Cal grins. “Nah. Just been sitting at a desk for too long, feel like spending some time outdoors.”

“Thank God.”

“You get a lot of off-the-grid types round here?”

“Now and again. Notions about getting back to the land, and they think this is the place to do it. It looks the part, I suppose.” She nods to the mountains ahead, hunch-shouldered and tawny, shawled here and there with rags of mist. “Most of them don’t know one end of a spade from the other. They last about six months.”

“I’m OK with doing my hunting and gathering mainly out of your sister’s store,” Cal says. “I gotta admit Noreen scares me a little bit, but not enough to make me want to grow my own bacon.”

“Noreen’s all right,” Lena says. “I would say ignore her and in the end she’ll leave you alone, but she won’t. Noreen can’t see anything without wanting to put it to use. You just have to let it roll off you.”

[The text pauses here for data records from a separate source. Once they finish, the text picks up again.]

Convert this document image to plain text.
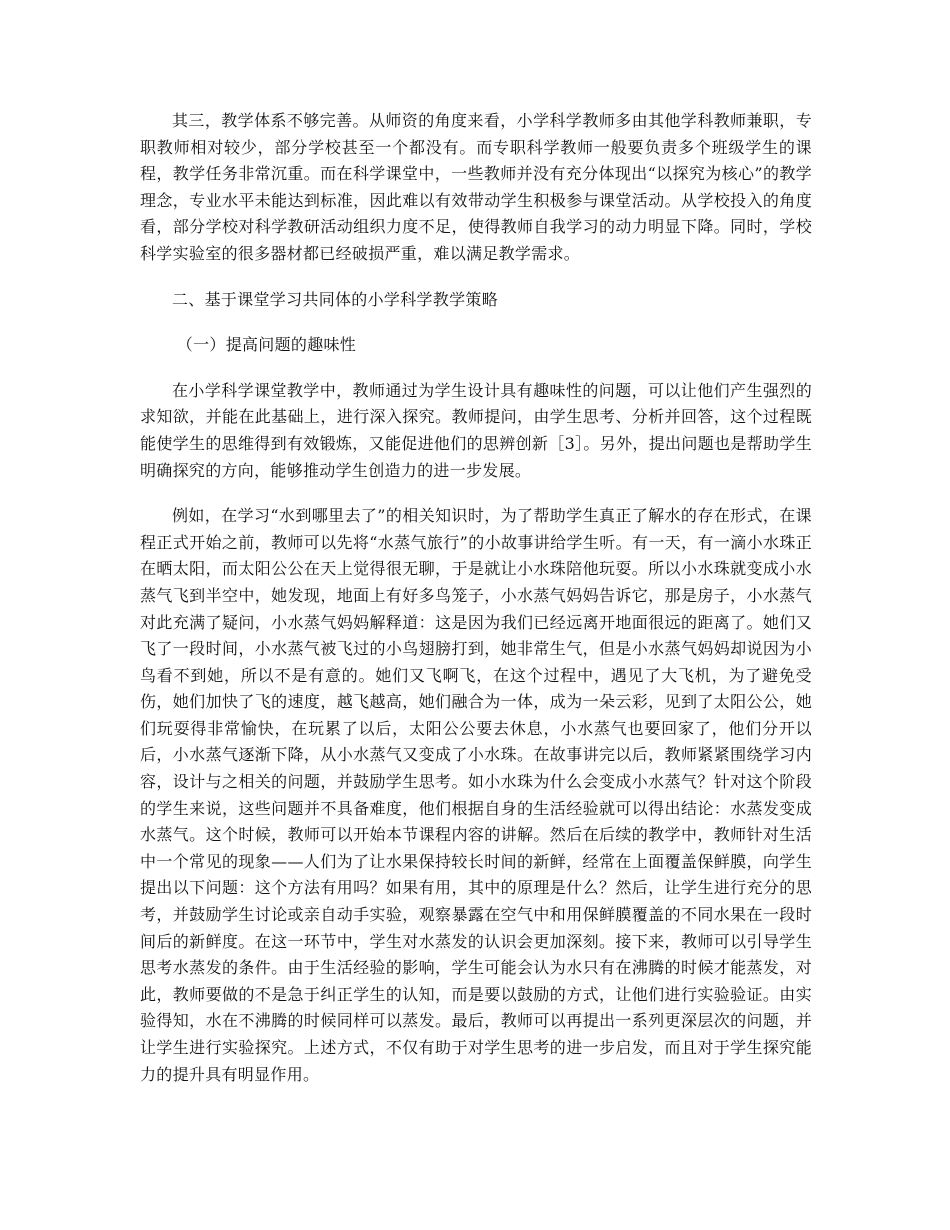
其三，教学体系不够完善。从师资的角度来看，小学科学教师多由其他学科教师兼职，专职教师相对较少，部分学校甚至一个都没有。而专职科学教师一般要负责多个班级学生的课程，教学任务非常沉重。而在科学课堂中，一些教师并没有充分体现出“以探究为核心”的教学理念，专业水平未能达到标准，因此难以有效带动学生积极参与课堂活动。从学校投入的角度看，部分学校对科学教研活动组织力度不足，使得教师自我学习的动力明显下降。同时，学校科学实验室的很多器材都已经破损严重，难以满足教学需求。

二、基于课堂学习共同体的小学科学教学策略

（一）提高问题的趣味性

在小学科学课堂教学中，教师通过为学生设计具有趣味性的问题，可以让他们产生强烈的求知欲，并能在此基础上，进行深入探究。教师提问，由学生思考、分析并回答，这个过程既能使学生的思维得到有效锻炼，又能促进他们的思辨创新［3］。另外，提出问题也是帮助学生明确探究的方向，能够推动学生创造力的进一步发展。

例如，在学习“水到哪里去了”的相关知识时，为了帮助学生真正了解水的存在形式，在课程正式开始之前，教师可以先将“水蒸气旅行”的小故事讲给学生听。有一天，有一滴小水珠正在晒太阳，而太阳公公在天上觉得很无聊，于是就让小水珠陪他玩耍。所以小水珠就变成小水蒸气飞到半空中，她发现，地面上有好多鸟笼子，小水蒸气妈妈告诉它，那是房子，小水蒸气对此充满了疑问，小水蒸气妈妈解释道：这是因为我们已经远离开地面很远的距离了。她们又飞了一段时间，小水蒸气被飞过的小鸟翅膀打到，她非常生气，但是小水蒸气妈妈却说因为小鸟看不到她，所以不是有意的。她们又飞啊飞，在这个过程中，遇见了大飞机，为了避免受伤，她们加快了飞的速度，越飞越高，她们融合为一体，成为一朵云彩，见到了太阳公公，她们玩耍得非常愉快，在玩累了以后，太阳公公要去休息，小水蒸气也要回家了，他们分开以后，小水蒸气逐渐下降，从小水蒸气又变成了小水珠。在故事讲完以后，教师紧紧围绕学习内容，设计与之相关的问题，并鼓励学生思考。如小水珠为什么会变成小水蒸气？针对这个阶段的学生来说，这些问题并不具备难度，他们根据自身的生活经验就可以得出结论：水蒸发变成水蒸气。这个时候，教师可以开始本节课程内容的讲解。然后在后续的教学中，教师针对生活中一个常见的现象——人们为了让水果保持较长时间的新鲜，经常在上面覆盖保鲜膜，向学生提出以下问题：这个方法有用吗？如果有用，其中的原理是什么？然后，让学生进行充分的思考，并鼓励学生讨论或亲自动手实验，观察暴露在空气中和用保鲜膜覆盖的不同水果在一段时间后的新鲜度。在这一环节中，学生对水蒸发的认识会更加深刻。接下来，教师可以引导学生思考水蒸发的条件。由于生活经验的影响，学生可能会认为水只有在沸腾的时候才能蒸发，对此，教师要做的不是急于纠正学生的认知，而是要以鼓励的方式，让他们进行实验验证。由实验得知，水在不沸腾的时候同样可以蒸发。最后，教师可以再提出一系列更深层次的问题，并让学生进行实验探究。上述方式，不仅有助于对学生思考的进一步启发，而且对于学生探究能力的提升具有明显作用。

“She’s backing the wrong horse here,” Cal says. “I’m not that useful to anyone, right now.”

“Nothing wrong with that. And don’t let Noreen convince you different.”

They walk in silence, but an easy silence. There are blackberry brambles mixed in with the gorse; a couple of thickset, tufty ponies in a field are nibbling at them, and every now and then Lena pulls a blackberry off a hedge and eats it. Cal follows her lead. The berries are dark and full, still with a tart edge to them. “I’ll get a rake of them, one of these days, and make jam,” Lena says. “If there’s a day when I can be arsed.”

She turns off the road, down a long dirt lane. The fields on either side are pasture, thick with long grass and the smells of cows. A man examining a cow’s leg lifts his head at Lena’s call and waves, shouting back something Cal doesn’t catch. “Ciaran Maloney,” Lena says. “Bought the land off me.” Cal can picture her out in those fields, in rubber boots and muddy pants, neatly outmaneuvering a frisky colt.